Foreign investors who want China exposure have difficulties getting English language research on onshore stocks, Fuhr told FSA during a recent trip to Hong Kong. Therefore, ETFs would be an ideal way to enter the mainland market.
“People would have a bigger slice of China, leading to a bigger universe of indices. Over time, if people believe that China has to move toward a consumer driven economy, people would start to look at investing in sectors.”
ETFs with exposure to China fixed income and money market products might become popular among overseas investors as well due to the mainland’s higher interest rates compared to other regions, she added.
Fuhr noted there are currently no smart beta products tracking China, partly due to the lack of relevant indices and also the weaker demand for A-shares since the market collapse in the second half of last year.

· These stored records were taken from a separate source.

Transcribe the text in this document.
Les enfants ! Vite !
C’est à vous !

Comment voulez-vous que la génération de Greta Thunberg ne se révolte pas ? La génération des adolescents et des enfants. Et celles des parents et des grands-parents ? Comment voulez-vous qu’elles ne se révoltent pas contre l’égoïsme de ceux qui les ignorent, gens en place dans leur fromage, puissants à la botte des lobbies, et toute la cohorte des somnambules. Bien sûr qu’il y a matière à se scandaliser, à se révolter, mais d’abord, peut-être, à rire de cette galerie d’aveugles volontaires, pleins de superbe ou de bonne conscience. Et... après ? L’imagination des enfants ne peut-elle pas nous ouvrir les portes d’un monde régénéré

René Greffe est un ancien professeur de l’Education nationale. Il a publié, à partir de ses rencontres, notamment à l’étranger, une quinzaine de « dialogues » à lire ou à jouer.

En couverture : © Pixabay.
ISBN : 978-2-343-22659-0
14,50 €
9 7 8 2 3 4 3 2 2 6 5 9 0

Smart beta ETFs go deeper than asset class when investing in equities and allocate according to factors such as dividends, value, momentum and minimum volatility.
“A natural next stage would be launching more smart beta products,” she said.
The index provider is expected to make the decision on June 15th.
A-share interest
Drivers that could boost the relatively small ETF trading volumes in Hong Kong include the introduction of leveraged and inverse products, she said.
Hong Kong has had several ETF launches already this year from firms including BMO, Amundi, Commerzbank, Samsung Asset Management and China’s CSOP.
A-share ETFs in Hong Kong have had high trading volume. Among the top five traded ETFs in Hong Kong, three are tracking A-shares: the CSOP FTSE China A50 ETF, iShares FTSE A50 China Index ETF and ChinaAMC CSI 300 Index.